Before the climax of the first act, the philosophy of Friedrich Nietzsche is referenced in a monologue comparing Adam/Frodo's Romantically inspired journey with Nietzsche's philosophy of aestheticism: living one's life as a work of art.

The play's title is taken from the final line of a poem by Earl Shaffer, the first person to walk the Appalachian Trail in its entirety:

The flowers bloom, the songbirds sing, and though it be sun or rain,
I walk the mountaintops with spring from Georgia north to Maine.

— Earl Schaffer, 1948

==Production history==
North to Maine's premier was produced by State of Play Productions Inc. at The C.O.W. Theater (Formerly The Living Theatre), New York, NY, on June 5, 2013. It was directed by Eric Parness of Resonance Ensemble and ran for two weeks.

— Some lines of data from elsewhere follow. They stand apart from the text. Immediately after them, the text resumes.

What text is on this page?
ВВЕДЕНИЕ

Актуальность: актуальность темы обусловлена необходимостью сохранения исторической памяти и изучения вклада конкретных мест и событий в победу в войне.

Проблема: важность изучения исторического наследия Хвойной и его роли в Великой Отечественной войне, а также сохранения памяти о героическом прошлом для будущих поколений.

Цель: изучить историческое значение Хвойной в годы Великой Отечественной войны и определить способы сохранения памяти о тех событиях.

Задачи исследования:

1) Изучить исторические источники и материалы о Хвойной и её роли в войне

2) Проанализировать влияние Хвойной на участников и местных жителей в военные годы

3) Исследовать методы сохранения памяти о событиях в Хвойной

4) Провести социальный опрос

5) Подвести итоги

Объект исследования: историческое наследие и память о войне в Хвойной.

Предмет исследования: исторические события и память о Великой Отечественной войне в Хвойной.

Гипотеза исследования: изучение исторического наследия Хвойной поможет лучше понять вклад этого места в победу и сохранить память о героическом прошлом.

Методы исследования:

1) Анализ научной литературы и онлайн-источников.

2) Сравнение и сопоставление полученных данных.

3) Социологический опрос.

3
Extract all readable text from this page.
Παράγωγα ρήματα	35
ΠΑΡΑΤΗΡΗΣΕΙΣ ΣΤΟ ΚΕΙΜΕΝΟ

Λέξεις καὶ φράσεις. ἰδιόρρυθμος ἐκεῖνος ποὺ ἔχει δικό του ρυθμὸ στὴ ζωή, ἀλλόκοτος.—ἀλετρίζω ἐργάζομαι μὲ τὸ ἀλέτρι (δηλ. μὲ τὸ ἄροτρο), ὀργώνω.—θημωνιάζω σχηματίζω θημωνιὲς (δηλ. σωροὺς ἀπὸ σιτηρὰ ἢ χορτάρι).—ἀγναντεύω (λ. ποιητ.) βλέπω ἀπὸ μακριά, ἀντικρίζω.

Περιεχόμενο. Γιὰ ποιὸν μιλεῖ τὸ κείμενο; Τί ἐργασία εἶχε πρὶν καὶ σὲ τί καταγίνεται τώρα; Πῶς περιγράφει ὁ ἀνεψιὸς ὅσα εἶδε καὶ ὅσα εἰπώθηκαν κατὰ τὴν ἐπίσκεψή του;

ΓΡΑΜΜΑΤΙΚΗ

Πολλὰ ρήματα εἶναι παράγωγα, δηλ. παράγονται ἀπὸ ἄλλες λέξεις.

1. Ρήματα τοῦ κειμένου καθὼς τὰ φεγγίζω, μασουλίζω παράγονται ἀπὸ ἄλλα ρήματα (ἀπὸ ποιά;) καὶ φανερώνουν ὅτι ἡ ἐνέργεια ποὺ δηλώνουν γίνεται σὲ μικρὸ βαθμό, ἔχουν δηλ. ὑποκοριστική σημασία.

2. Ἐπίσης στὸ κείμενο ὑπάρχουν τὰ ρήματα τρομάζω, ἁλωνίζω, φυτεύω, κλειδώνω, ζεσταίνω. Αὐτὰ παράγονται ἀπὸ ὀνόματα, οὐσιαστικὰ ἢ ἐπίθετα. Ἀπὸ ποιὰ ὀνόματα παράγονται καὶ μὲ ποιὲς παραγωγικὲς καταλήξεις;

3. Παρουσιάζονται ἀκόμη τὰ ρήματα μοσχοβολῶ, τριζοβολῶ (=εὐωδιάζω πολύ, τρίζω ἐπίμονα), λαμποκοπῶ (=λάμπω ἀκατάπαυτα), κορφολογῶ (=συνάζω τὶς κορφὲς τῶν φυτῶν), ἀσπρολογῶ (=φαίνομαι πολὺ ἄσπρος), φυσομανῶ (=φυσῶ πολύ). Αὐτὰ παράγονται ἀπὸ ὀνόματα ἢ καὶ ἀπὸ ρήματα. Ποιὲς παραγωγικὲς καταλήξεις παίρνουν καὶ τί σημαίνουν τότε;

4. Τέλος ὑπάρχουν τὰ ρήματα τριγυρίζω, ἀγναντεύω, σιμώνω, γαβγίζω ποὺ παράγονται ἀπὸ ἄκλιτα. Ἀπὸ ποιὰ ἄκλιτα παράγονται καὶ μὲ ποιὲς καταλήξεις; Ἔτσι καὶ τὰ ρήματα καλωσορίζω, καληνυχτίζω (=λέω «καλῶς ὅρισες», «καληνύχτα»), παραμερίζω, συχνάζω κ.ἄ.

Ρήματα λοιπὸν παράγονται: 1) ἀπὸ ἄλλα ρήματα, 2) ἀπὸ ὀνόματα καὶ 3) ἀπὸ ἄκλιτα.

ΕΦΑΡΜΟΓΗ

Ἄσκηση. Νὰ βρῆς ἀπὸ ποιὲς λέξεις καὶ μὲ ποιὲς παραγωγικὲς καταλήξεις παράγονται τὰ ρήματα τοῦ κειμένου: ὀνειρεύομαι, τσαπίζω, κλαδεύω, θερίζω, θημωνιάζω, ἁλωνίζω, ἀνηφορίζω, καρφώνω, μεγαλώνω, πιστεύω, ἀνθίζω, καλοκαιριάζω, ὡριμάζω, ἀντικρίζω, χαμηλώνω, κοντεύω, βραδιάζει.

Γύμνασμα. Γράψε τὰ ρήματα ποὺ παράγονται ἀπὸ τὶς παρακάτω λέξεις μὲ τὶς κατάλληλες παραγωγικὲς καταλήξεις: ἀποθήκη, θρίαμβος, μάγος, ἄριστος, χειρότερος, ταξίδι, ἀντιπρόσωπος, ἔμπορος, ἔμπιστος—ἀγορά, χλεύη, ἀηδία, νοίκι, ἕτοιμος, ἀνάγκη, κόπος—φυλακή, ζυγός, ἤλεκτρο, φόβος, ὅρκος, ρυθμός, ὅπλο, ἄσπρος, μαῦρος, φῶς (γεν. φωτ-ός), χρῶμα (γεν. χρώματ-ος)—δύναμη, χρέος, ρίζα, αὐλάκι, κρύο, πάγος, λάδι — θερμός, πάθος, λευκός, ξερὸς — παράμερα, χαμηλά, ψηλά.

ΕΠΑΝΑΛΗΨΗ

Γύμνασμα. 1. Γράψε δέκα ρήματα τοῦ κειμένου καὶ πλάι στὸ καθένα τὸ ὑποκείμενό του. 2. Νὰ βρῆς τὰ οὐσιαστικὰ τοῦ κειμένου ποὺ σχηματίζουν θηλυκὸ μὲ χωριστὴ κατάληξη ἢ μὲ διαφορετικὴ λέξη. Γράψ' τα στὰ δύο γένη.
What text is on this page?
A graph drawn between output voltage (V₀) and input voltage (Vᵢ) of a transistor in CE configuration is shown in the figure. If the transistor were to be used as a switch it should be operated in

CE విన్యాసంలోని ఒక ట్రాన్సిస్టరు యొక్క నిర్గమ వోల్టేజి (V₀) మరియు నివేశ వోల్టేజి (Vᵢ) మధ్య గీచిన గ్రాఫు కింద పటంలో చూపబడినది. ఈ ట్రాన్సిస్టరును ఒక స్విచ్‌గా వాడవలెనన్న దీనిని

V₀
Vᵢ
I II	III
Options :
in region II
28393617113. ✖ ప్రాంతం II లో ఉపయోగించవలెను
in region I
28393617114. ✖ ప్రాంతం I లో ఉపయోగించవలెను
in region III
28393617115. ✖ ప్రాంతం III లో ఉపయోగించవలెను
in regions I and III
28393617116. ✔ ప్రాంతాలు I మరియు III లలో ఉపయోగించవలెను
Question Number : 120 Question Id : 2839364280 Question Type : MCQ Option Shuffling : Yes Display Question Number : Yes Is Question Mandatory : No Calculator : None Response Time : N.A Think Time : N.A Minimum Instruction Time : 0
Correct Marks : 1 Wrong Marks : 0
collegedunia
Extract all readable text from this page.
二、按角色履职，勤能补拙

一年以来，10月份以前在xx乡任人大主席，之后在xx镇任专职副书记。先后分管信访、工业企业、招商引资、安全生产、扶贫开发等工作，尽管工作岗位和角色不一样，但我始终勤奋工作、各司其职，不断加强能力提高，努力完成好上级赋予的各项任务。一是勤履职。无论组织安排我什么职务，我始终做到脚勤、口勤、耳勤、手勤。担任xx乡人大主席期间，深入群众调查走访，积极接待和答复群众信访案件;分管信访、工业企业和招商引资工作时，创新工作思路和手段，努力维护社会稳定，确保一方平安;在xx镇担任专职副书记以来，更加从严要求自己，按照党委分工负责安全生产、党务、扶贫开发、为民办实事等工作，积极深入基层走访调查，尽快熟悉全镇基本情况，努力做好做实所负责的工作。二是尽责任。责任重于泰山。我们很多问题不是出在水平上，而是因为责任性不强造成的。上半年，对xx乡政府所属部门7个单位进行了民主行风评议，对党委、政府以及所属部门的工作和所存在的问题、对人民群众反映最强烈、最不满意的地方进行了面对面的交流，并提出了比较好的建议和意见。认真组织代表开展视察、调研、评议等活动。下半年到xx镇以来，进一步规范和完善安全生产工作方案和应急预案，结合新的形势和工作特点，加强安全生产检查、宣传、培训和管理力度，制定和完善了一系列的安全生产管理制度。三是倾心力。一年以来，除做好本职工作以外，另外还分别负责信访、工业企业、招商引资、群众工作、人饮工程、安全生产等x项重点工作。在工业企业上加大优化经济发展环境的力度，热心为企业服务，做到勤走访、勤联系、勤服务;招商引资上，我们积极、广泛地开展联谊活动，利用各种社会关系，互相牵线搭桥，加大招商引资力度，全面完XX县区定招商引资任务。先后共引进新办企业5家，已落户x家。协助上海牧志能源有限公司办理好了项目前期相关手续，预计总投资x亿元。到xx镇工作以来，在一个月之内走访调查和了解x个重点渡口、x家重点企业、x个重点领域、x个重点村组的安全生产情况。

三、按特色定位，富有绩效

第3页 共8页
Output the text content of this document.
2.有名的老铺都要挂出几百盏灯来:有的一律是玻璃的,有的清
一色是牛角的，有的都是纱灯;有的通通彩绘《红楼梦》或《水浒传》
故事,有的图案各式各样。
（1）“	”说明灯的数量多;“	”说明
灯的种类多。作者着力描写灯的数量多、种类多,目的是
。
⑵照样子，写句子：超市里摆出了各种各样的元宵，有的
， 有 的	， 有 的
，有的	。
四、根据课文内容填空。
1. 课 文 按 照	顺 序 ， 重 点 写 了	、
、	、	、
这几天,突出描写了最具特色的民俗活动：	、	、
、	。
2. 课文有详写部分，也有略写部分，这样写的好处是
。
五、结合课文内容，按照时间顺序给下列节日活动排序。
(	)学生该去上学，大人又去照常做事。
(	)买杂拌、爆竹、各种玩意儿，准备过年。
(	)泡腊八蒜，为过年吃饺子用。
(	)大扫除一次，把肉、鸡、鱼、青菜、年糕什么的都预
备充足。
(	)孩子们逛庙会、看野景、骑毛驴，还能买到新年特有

It then went on to a three-week run at the American Theatre of Actors on 54th Street (Manhattan) from July 16-August 3, 2014.

==Critical reception==

North to Maine's World Premier was covered by both Backpacker and Outside Magazine as well as The Leader, the internal magazine published by NOLS-WMI. The Play's development was covered by AT Journeys Magazine.

Gina Femia of New York Theatre Review wrote that it was:

"A carefully crafted and incredibly moving story ... that digs deep into the heart [and] encapsulates the human condition ... Lengel has written a timeless story that reaches out and grabs all who long for an adventure."